For Telegram HTML, the baseline control is HTML escaping for arbitrary content. For operator trust, the baseline control is final-only delivery rather than streaming raw intermediate states. Together, those controls reduce two common failure classes:

Output injection through unescaped markup-like content
Accidental leakage of internal traces into a human-visible channel

This is also why centralized notification matters. Security controls scattered across many call sites tend to decay. One engineer remembers to escape content, another assumes the caller already did it, and a third bypasses the helper for a special case. A single notify module creates one place to enforce the rule and one place to review it.

The deeper engineering lesson is that channels are not neutral pipes. They are interpreters with their own syntax, affordances, and failure modes. Production agents need explicit contracts for each one.

Frequently Asked Questions

Q: What does "channel contract" mean in an AI agent system?

A channel contract is the set of rules that define how an agent is allowed to communicate through a specific surface. It includes formatting, safety controls, delivery timing, and what kinds of internal system output must never be shown to the human recipient. Think of it the way an API contract defines request/response schemas — except the consumer is a human reading a chat message.

Q: Why is Telegram formatting a product concern instead of a UI detail?

Because formatting changes whether the message is understandable and trustworthy. In Telegram, parse mode, message structure, and escaping directly affect what the operator sees. A malformed message does not just look bad — it makes the operator question whether the underlying data is correct.

Q: Why disable streaming for an operator-facing chat channel?

Streaming ensures the operator receives intermediate tool calls and partial reasoning fragments alongside the final answer. Turning it off means only the finished result is delivered, which reduces noise, improves readability, and lowers the chance of exposing internal data that does not belong in the chat.

Q: What is output injection in a chat formatting context?

Output injection happens when unescaped content is interpreted by the destination channel as markup or structure instead of plain text. In an HTML-rendered Telegram message, characters like angle brackets and ampersands must be escaped or they can break rendering and produce unintended output. It is a cousin of cross-site scripting, applied to chat rendering rather than browsers.

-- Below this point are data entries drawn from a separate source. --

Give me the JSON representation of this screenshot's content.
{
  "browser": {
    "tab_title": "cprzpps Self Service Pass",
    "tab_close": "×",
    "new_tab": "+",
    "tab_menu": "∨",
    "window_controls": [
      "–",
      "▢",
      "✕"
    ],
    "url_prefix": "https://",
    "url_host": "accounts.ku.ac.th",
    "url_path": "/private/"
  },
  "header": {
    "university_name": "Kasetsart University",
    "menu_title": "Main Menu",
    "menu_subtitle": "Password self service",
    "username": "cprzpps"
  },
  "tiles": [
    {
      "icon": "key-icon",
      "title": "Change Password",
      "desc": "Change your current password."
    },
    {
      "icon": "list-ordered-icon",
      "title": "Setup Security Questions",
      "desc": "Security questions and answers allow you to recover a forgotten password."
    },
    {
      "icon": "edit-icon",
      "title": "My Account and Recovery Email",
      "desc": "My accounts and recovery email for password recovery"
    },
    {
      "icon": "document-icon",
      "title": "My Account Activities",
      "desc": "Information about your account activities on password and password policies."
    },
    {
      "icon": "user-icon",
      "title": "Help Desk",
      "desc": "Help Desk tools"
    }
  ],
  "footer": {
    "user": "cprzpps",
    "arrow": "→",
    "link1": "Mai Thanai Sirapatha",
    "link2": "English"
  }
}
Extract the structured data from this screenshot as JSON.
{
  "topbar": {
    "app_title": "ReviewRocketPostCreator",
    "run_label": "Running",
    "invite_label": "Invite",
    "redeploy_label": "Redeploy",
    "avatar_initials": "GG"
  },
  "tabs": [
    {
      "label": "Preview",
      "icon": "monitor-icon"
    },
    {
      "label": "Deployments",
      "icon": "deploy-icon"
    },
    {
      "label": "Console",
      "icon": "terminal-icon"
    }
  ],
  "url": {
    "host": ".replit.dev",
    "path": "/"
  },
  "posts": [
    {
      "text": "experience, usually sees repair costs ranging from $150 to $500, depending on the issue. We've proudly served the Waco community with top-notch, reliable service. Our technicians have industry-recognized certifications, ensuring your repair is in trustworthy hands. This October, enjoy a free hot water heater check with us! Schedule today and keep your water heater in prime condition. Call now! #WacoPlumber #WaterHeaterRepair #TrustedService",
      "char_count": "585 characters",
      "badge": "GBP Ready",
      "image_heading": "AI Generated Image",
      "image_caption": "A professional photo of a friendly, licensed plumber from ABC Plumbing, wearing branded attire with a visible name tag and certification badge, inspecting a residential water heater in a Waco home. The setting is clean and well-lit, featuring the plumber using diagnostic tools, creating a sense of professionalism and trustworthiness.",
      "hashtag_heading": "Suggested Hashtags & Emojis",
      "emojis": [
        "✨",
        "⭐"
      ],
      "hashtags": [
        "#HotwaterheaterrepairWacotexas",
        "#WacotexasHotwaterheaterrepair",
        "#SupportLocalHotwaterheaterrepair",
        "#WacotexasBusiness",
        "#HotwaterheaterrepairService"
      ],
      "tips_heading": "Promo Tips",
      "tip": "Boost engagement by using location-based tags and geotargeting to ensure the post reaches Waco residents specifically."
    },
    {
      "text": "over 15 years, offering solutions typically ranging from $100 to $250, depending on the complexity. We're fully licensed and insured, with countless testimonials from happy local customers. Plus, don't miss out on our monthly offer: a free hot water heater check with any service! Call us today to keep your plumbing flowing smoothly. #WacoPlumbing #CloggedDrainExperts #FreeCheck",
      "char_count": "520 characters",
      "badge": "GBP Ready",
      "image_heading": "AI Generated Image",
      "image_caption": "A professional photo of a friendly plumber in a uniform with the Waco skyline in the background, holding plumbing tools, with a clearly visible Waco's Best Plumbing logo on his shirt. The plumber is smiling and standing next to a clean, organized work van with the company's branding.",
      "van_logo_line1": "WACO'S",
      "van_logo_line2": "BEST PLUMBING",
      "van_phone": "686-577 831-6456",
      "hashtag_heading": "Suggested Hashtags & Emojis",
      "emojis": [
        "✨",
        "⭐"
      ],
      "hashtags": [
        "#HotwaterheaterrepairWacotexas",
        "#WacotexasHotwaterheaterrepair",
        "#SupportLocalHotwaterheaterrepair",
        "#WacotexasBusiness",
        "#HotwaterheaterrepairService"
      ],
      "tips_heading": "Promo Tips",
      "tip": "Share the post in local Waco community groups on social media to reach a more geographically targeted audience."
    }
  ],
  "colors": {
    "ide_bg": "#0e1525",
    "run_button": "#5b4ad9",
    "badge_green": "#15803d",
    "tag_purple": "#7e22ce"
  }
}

Q: Why use a centralized notify module instead of sending messages directly?

A notify module creates one enforcement point for delivery behavior, parse mode, escaping, and channel-specific rules. That reduces duplication, makes security reviews easier, and prevents drift where some call sites are safe and others are not.

Key Takeaways

Telegram formatting is part of the product contract, not cosmetic polish.
A centralized notify module is a practical way to enforce consistent delivery behavior.
HTML escaping is mandatory when arbitrary content flows into Telegram HTML parse mode.
Output injection is a real bug class in chat-rendered channels, even when the issue looks like "just formatting."
Streaming off is often the right choice for operator-facing channels where trust matters more than live token display.
Suppressing raw tool chatter reduces both confusion and accidental leakage of internal details.
Channel-specific rules should live in shared infrastructure, not in scattered call-site logic.

A small formatting change can reveal a larger systems truth: production agents are judged at the boundary where humans meet outputs. As more agent workflows move into chat, voice, and hybrid operational surfaces, teams that treat each channel as a formal contract will build systems that feel more reliable, more secure, and more usable than teams that treat delivery as an afterthought.